Page 89 of Redemption

“Careful, bud, Jess isn’t ready to be jumped on yet.” Rick sweeps Max up in his arms and places him on the bed beside me, his legs dangling over the side. He raises one leg, tucking it under himself as he turns towards me.

“Are you okay?” Max asks, and I look at him, my eyes filling with tears at this beautiful, sweet boy.

Reaching out, I stroke a hand down his face. “I’m more than okay now I know you are too.”

He smiles. “I did what you told me, but I saw the police cars and came back. I was so scared.”

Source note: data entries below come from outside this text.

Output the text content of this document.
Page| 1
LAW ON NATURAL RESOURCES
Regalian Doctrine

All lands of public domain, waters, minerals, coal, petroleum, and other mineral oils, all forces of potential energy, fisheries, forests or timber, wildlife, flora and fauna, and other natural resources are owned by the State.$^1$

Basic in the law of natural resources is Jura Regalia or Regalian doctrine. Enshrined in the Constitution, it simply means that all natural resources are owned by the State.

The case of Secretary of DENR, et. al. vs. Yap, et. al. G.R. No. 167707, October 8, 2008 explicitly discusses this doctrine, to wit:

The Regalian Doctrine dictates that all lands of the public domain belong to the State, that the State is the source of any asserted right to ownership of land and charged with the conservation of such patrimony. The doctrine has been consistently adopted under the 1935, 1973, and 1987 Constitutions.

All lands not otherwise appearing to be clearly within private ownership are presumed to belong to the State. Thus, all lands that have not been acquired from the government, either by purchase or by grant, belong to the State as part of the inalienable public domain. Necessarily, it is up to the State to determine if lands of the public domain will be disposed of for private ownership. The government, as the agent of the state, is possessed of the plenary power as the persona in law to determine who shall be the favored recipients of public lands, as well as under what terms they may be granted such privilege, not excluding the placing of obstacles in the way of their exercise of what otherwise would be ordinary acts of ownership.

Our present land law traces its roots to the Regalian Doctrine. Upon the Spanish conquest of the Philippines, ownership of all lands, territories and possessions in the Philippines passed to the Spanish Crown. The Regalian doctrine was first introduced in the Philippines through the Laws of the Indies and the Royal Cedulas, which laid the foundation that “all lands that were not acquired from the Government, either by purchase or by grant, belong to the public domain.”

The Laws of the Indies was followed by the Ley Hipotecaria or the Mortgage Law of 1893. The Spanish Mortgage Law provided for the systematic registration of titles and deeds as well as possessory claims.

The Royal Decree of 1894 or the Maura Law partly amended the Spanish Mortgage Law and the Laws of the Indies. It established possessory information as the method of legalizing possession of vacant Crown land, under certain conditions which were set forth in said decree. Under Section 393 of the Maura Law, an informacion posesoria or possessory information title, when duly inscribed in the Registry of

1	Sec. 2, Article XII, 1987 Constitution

The room fills with people as Ryder, Seb and Jamie enter, closing the door behind them and gathering around the bed. I swallow thickly, looking at each of them unsure of what I’ll see, but they give a smile and a nod.

“I know but you were so very brave, Max. I’m sorry you had to go through that.” I look up to see three heads shaking at me from the end of the bed as I make my apologies. When I look to Rick, he too is shaking his head minutely with blazing green eyes. I have no idea what I did or said to make him so angry. I’m suddenly unsure and wondering if I misread their smiling faces moments ago.

“I—”

“Okay, Max, I think we should let Jess get some rest. You can come and see her again later.” Rick goes to help Max down, but he pushes Rick’s hands away, and instead, climbs to his knees, leaning in and hugging me.

I hug him back with every bit of strength I can muster. He pulls back, stroking his small hand over my cheek.

“It wasn’t your fault,” he whispers, as Rick lifts him down and sees Max and the others out. It’s not until after they’ve gone that I realise I’m crying and Max was wiping a tear from my face again.

Closing the door again, Rick strides confidently towards me without a damn word, gripping my damp face in his hands and kisses me. It’s just like the first time he ever kissed me, and I grip his t-shirt, screwing it up in my hand.

I break the kiss before I do myself an injury, and I really need to say something.

“Rick, I’m so so—”

“Don’t you dare say it,” he orders, placing a finger against my lips. “We are not doing the blame game, Jess. There’s been too much of that, and I’m done with it. I didn’t do this and neither did you.”

“Are you practicing what you preach?” I ask with an arched brow.

He leans down, replacing his finger with his lips. It’s the gentlest of kisses but speaks volumes.

“I know what happened to Kuffs and Sam wasn’t my fault, and I know there’s nothing I could have done to change it.” He grips my face, bringing his lips to mine again. He rests his forehead against mine. “I was so fucking scared, Jess. You died in my arms, and I thought…”

“Shhh, I know. But I’m here, I’m alive, because of you.” I kiss him as more tears track down my cheeks.

He breathes against my lips. “Thank you for keeping my son safe, Jess.”

“He’s your son, Rick. I’d have done anything, given my life if I’d had to, to make sure he was safe. Because I love you,” I sob, unable to hold it all in a moment longer.

“Fuck! I love you too, JJ.” Rick peppers kisses all over my tear-streaked face, and I cling to him for all I’m worth.

I wish I could climb inside his body and curl up there forever, but our intimate moment is shattered as the doors whoosh open behind us and a nurse walks in.

When she’s finished her checks, I ask her what happened to the clothes I was wearing when I came in.

“I’m afraid they won’t be any good to you anymore. We had to cut them off you.”

“But you still have them, right?” She cants her head, looking at me as though I took a bump to the head, and Rick looks at me not too dissimilarly.

“Of course, I’ll bring them to you, Ms Fisher.”

“Thank you.” The nurse leaves, and I turn to Rick. “What?”

“Why are you so worried about your clothes?”

“You’ll see.”

While we wait, Rick tells me that Garcia is dead, my mother is alive in the ICU, and my father has been arrested, although he’s being treated here for a stab wound, head trauma and several broken ribs.